Oppure può scegliere di rincorrere un po’ i Cinque Stelle, un po’ Berlusconi.
Vede questo rischio?
Lo vedo quando gli sento lanciare la parola d’ordine del “ritorno a Maastricht”. Che significa ritornare indietro rispetto al cammino che abbiamo fatto negli ultimi 15 anni sulla via dell’integrazione dell’Italia in Europa, della costruzione della nuova UE.
Lui lo propone per avere un maggiore spazio di manovra per la riduzione delle tasse, in funzione del rafforzamento della crescita.
Già, ma tornare al deficit del tre per cento sul PIL significherebbe azzerare i trattati europei del 2010, cioè rinunciare al disegno del pareggio strutturale di bilancio degli Stati-membri mirato a consentire che le politiche espansive vengano attuate dall’UE. Come in qualche misura sta già accadendo: Draghi non potrebbe praticare il quantitative easing se gli Stati membri non si fossero impegnati a mettere in sicurezza i rispettivi bilanci. Significherebbe, dunque, rinunciare a partecipare alla costruzione della nuova UE con il gruppo di testa. Significherebbe rinnegare, in particolare, tutto quanto di buono i governi Renzi e Gentiloni, col ministro Padoan e il viceministro Morando, hanno fatto negli ultimi quattro anni. A quel punto chi resterebbe a raccoglierne l’eredità? Soltanto Benedetto Della Vedova con il suo movimento Forza Europa?

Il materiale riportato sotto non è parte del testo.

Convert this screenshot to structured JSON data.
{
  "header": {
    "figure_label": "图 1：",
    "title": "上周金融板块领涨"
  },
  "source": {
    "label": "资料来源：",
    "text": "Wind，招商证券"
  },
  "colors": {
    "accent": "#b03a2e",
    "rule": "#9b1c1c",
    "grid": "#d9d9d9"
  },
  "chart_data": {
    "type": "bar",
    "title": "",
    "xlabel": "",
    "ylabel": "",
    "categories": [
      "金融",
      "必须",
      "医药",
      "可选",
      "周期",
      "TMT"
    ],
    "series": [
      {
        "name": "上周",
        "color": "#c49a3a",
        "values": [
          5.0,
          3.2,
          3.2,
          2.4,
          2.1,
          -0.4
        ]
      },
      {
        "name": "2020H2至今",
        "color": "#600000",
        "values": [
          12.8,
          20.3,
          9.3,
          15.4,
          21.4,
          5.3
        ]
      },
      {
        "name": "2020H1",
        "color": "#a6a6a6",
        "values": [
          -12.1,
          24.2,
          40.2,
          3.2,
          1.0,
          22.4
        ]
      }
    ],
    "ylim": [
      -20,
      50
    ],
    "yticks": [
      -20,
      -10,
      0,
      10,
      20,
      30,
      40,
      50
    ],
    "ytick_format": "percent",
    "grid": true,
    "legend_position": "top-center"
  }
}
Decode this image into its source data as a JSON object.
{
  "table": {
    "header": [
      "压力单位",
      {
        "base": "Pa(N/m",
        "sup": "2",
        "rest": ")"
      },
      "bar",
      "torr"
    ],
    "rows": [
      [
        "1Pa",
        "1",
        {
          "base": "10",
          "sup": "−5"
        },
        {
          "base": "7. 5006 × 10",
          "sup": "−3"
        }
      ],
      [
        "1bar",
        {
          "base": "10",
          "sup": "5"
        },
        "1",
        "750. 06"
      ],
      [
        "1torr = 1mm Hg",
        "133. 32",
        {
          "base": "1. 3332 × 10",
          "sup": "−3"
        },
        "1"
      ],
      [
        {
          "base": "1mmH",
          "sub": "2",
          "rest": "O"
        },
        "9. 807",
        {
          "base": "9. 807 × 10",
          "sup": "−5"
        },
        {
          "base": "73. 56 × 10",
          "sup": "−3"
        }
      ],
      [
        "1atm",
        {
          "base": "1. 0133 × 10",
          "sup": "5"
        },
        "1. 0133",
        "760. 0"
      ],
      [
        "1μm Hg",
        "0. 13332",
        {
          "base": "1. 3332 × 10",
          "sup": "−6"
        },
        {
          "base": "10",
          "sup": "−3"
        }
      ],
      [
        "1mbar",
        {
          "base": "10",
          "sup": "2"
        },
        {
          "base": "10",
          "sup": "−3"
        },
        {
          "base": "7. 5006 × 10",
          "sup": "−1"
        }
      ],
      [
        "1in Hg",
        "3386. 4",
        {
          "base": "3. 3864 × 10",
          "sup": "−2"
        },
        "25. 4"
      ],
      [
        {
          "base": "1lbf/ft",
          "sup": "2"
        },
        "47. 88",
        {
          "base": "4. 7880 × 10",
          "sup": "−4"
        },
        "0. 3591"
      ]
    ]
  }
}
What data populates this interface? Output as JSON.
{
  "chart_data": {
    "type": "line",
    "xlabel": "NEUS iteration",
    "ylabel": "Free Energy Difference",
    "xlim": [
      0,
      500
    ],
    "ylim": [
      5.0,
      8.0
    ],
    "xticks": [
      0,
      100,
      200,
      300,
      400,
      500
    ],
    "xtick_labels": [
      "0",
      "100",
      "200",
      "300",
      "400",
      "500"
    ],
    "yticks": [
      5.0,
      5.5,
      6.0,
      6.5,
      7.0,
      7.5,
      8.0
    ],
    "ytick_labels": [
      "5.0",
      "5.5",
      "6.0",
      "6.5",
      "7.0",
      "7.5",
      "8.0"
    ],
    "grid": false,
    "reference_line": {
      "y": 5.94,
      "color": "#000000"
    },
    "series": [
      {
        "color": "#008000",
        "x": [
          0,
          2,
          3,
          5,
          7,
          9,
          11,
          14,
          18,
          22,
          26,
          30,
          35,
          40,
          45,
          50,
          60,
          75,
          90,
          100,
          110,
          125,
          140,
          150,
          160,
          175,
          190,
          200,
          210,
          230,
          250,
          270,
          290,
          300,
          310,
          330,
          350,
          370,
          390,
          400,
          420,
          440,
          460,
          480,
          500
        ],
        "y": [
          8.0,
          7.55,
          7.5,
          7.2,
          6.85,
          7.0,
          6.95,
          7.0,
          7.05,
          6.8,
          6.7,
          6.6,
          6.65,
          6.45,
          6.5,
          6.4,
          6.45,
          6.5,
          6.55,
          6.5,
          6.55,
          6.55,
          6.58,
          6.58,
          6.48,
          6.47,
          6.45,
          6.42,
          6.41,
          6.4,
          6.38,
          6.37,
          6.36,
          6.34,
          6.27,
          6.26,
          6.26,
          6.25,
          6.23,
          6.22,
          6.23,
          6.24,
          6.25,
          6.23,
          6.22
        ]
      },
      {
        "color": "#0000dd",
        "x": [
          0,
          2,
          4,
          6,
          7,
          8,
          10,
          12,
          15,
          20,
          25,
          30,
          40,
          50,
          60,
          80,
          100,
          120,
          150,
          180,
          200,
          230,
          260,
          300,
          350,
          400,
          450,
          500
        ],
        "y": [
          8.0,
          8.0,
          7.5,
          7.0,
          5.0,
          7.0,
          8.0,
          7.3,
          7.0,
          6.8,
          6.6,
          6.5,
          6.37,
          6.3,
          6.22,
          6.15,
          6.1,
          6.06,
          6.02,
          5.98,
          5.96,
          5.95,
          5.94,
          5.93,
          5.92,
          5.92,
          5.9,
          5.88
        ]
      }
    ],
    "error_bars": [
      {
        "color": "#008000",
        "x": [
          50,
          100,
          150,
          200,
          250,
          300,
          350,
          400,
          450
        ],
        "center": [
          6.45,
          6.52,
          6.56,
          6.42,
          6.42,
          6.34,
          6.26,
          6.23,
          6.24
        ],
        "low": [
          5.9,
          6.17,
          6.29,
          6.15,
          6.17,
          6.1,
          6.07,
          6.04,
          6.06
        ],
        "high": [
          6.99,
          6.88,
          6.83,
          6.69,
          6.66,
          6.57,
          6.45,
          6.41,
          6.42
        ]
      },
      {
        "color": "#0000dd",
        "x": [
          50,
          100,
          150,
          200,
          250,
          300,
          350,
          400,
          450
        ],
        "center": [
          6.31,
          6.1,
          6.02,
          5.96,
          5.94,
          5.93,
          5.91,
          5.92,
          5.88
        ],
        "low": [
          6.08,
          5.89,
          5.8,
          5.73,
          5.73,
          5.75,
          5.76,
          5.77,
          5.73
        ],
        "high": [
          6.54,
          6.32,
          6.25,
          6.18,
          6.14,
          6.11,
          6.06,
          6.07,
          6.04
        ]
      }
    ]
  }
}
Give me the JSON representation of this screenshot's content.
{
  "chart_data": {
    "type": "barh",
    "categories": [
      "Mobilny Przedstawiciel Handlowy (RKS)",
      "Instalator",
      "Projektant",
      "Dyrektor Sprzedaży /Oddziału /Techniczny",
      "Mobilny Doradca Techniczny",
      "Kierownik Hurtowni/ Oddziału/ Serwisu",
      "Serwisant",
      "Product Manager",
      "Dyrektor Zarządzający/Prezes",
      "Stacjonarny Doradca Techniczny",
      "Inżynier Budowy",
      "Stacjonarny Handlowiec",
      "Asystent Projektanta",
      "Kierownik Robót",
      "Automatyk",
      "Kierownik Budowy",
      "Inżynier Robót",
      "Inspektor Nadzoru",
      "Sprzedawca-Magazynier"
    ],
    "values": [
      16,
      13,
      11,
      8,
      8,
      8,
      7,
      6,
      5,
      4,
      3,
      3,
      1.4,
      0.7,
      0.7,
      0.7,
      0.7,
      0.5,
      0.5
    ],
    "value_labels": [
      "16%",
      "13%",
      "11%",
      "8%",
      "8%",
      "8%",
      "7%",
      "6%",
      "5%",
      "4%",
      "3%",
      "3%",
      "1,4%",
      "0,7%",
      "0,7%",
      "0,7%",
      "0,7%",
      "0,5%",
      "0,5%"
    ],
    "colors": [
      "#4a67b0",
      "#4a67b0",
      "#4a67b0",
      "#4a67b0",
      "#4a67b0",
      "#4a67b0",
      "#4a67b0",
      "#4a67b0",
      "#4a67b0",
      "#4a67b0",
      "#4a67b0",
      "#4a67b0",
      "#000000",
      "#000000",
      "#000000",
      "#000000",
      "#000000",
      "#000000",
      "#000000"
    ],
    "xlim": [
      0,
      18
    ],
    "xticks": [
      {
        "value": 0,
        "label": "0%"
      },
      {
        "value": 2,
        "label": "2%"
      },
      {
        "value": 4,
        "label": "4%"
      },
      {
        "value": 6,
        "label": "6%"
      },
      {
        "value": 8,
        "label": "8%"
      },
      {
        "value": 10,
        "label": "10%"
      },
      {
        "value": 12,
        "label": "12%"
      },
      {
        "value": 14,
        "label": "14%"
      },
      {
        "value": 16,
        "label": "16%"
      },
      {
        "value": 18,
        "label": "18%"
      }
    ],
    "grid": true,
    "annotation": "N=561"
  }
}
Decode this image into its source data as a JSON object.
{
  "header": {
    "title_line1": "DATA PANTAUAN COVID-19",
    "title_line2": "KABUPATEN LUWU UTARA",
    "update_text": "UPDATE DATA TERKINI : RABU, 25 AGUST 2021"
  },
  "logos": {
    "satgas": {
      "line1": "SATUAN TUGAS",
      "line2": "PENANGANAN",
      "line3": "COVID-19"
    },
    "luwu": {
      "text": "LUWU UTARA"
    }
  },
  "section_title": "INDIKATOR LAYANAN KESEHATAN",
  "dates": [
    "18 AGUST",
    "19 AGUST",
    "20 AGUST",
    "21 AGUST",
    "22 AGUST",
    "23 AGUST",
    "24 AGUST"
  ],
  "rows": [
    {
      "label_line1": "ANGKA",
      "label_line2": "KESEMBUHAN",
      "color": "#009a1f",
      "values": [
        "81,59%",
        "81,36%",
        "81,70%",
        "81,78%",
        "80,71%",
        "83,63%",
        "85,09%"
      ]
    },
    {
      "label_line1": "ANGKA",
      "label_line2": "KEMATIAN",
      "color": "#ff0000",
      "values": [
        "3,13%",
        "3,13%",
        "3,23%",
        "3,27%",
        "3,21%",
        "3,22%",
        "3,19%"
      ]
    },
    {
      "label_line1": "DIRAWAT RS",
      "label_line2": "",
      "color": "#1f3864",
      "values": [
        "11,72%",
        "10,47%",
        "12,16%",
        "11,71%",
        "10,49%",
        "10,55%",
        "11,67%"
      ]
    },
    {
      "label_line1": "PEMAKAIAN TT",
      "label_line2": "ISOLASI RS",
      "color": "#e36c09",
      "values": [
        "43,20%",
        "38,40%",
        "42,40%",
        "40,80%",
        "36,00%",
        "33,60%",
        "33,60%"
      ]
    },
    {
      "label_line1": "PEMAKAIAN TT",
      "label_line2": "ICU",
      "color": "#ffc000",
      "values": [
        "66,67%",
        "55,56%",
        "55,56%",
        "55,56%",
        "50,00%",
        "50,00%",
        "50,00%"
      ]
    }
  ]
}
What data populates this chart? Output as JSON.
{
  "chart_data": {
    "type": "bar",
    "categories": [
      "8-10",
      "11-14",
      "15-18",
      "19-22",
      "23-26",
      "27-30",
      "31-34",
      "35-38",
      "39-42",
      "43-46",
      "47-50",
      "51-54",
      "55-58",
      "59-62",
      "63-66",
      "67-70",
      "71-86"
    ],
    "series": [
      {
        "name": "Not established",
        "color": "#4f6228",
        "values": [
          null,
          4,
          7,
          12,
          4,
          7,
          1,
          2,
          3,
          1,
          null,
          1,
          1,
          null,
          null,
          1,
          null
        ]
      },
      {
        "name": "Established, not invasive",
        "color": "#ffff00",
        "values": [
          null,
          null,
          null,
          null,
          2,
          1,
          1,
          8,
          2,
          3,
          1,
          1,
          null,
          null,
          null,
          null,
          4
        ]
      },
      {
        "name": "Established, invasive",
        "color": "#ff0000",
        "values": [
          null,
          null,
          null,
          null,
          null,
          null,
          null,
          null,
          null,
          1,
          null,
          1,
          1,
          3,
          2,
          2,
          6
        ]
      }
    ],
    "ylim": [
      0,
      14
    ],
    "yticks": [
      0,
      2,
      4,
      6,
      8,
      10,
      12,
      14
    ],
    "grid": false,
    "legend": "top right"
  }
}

Ritornare a Maastricht lo propone, però, anche Berlusconi.
Ma Berlusconi è libero di farlo, perché non può candidarsi a raccogliere l’eredità degli ultimi quattro anni di governo; mentre Renzi sì. Sarebbe incomprensibile che ci rinunciasse e anzi svalutasse quel che lui stesso ha fatto. In realtà, comunque, sia Renzi sia Berlusconi sanno benissimo che l’Italia non può permettersi questa scelta: “tornare a Maastricht” è una promessa che non può essere mantenuta.
La Leopolda doveva essere luogo di selezione della classe dirigente del nuovo Pd. Ha svolto il suo compito?
In qualche misura sì. Ma non abbastanza: il Pd ha dei buoni ministri, ma soffre della mancanza di dirigenti politici di livello medio, dotati di esperienza e competenza in diversi settori-chiave.
Si ha la sensazione che negli ultimi mesi, soprattutto dopo la sconfitta al referendum, il segretario del Pd non abbia trovato un adeguato sostituto della “rottamazione”, termine-manifesto con cui ha saputo farsi avanti in questi anni. Secondo lei perché?
Renzi deve passare dalla fase iniziale dell’auto-affermazione, basata su parole d’ordine necessariamente semplificate e a forte contenuto di rottura rispetto all’establishment precedente, a una fase in cui si accredita come statista competente e lungimirante. Ma per compiere questo passaggio deve avere il coraggio, appunto, di alzare lo sguardo verso l’orizzonte, rinunciare a lisciare il pelo all’opinione pubblica cercando di farsi interprete delle sue sensibilità epidermiche, e mostrarsi invece capace di guidarla verso un obiettivo di cambiamento coraggioso e al tempo credibile. Che in questo momento può essere soltanto uno: la “riforma europea” dell’Italia, in funzione della costruzione della nuova Unione Europea. Insomma: quello che ha fatto e sta facendo in Francia Macron. È vero, noi abbiamo perso il referendum costituzionale; ma è pur sempre da lì che dobbiamo ripartire. Spero che l’assemblea nazionale di LibertàEguale a Orvieto, fra due settimane, dia un contributo forte in questa direzione.